Морин, живущая на горе, смеющаяся Морин. Морин, которая любила все живое за одним лишь исключением — Итакву она ненавидела всем сердцем.
Морин…
Во время Темночаса она, по своему обыкновению, лежала на мягкой постели из папоротника, укрывшись мягкими шкурами, красное пламя очага давало ей тепло и свет. Позади нее в глубине пещеры на покрытом сталактитами потолке вниз головой висели рукокрылые, словно гроздь странных плодов, и Морин рассеянно слушала шуршание их огромных крыльев.
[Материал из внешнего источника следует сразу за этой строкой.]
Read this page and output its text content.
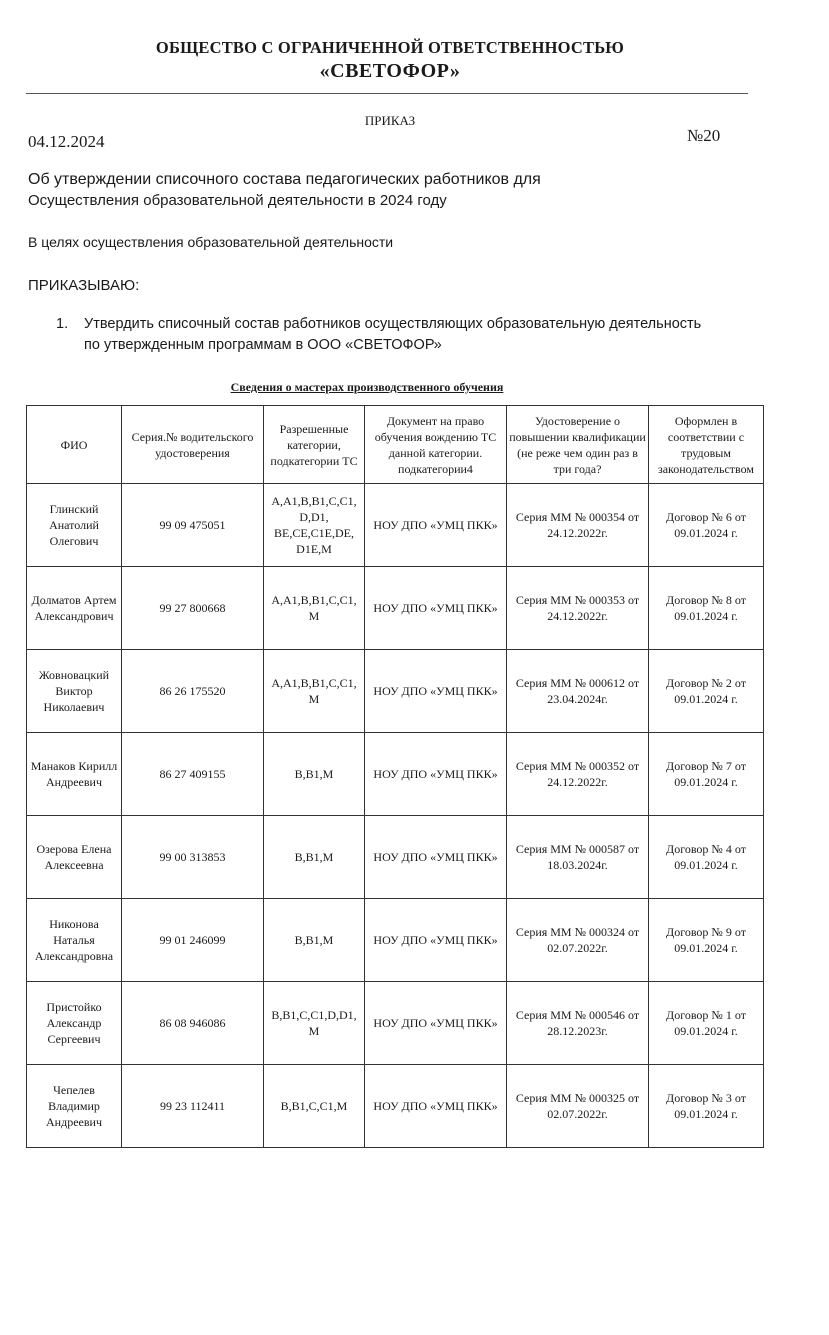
ОБЩЕСТВО С ОГРАНИЧЕННОЙ ОТВЕТСТВЕННОСТЬЮ
«СВЕТОФОР»
ПРИКАЗ
04.12.2024	№20
Об утверждении списочного состава педагогических работников для
Осуществления образовательной деятельности в 2024 году
В целях осуществления образовательной деятельности
ПРИКАЗЫВАЮ:
1. Утвердить списочный состав работников осуществляющих образовательную деятельность
по утвержденным программам в ООО «СВЕТОФОР»
Сведения о мастерах производственного обучения
ФИО	Серия.№ водительского удостоверения	Разрешенные категории, подкатегории ТС	Документ на право обучения вождению ТС данной категории. подкатегории4	Удостоверение о повышении квалификации (не реже чем один раз в три года?	Оформлен в соответствии с трудовым законодательством
Глинский Анатолий Олегович	99 09 475051	A,A1,B,B1,C,C1, D,D1, BE,CE,C1E,DE, D1E,M	НОУ ДПО «УМЦ ПКК»	Серия ММ № 000354 от 24.12.2022г.	Договор № 6 от 09.01.2024 г.
Долматов Артем Александрович	99 27 800668	A,A1,B,B1,C,C1, M	НОУ ДПО «УМЦ ПКК»	Серия ММ № 000353 от 24.12.2022г.	Договор № 8 от 09.01.2024 г.
Жовновацкий Виктор Николаевич	86 26 175520	A,A1,B,B1,C,C1, M	НОУ ДПО «УМЦ ПКК»	Серия ММ № 000612 от 23.04.2024г.	Договор № 2 от 09.01.2024 г.
Манаков Кирилл Андреевич	86 27 409155	B,B1,M	НОУ ДПО «УМЦ ПКК»	Серия ММ № 000352 от 24.12.2022г.	Договор № 7 от 09.01.2024 г.
Озерова Елена Алексеевна	99 00 313853	B,B1,M	НОУ ДПО «УМЦ ПКК»	Серия ММ № 000587 от 18.03.2024г.	Договор № 4 от 09.01.2024 г.
Никонова Наталья Александровна	99 01 246099	B,B1,M	НОУ ДПО «УМЦ ПКК»	Серия ММ № 000324 от 02.07.2022г.	Договор № 9 от 09.01.2024 г.
Пристойко Александр Сергеевич	86 08 946086	B,B1,C,C1,D,D1, M	НОУ ДПО «УМЦ ПКК»	Серия ММ № 000546 от 28.12.2023г.	Договор № 1 от 09.01.2024 г.
Чепелев Владимир Андреевич	99 23 112411	B,B1,C,C1,M	НОУ ДПО «УМЦ ПКК»	Серия ММ № 000325 от 02.07.2022г.	Договор № 3 от 09.01.2024 г.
Она смотрела на спокойную гладь озера далеко внизу, в котором лишь случайная волна колыхала отражение северного сияния и неярких звезд, видимых только в Темночас.
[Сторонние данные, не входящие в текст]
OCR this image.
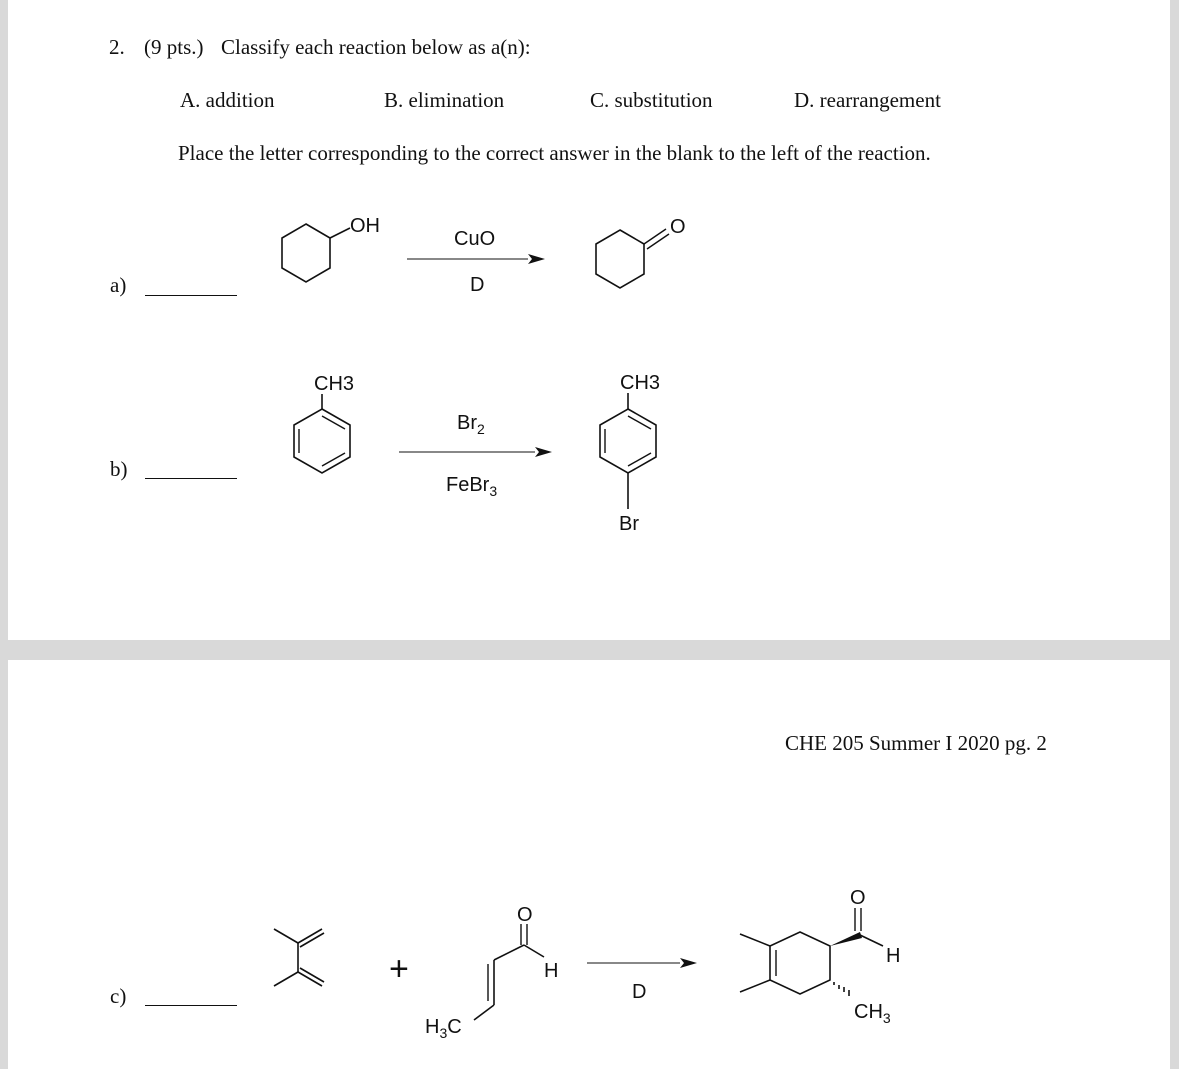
2. (9 pts.) Classify each reaction below as a(n):
A. addition	B. elimination	C. substitution	D. rearrangement
Place the letter corresponding to the correct answer in the blank to the left of the reaction.
a)
OH
CuO
D
O
b)
CH3
$Br_2$
FeBr$_3$
CH3
Br
CHE 205 Summer I 2020 pg. 2
c)
+
O
H
$H_3C$
D
O
H
$CH_3$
На возвышающихся над озером горах яркими точками горели костры — это несли вахту часовые из пещерных жителей. Морин вспомнила пещеру и поежилась — она всегда напоминала ей гроб, несмотря на гигантские размеры.
Вспомнила она и молодых ребят из пещеры, что время от времени ходили к ней в гости — сидели с важным видом, хвастались, пытались завоевать ее расположение, но все без толку. Хотя Морин все более и более тяготилась одиночеством, но ни за что не спустилась бы в пещеру с ее спертым воздухом, закопченными сводами и обитателями, что прятались от гнева Итаквы, как бледные тараканы в щель.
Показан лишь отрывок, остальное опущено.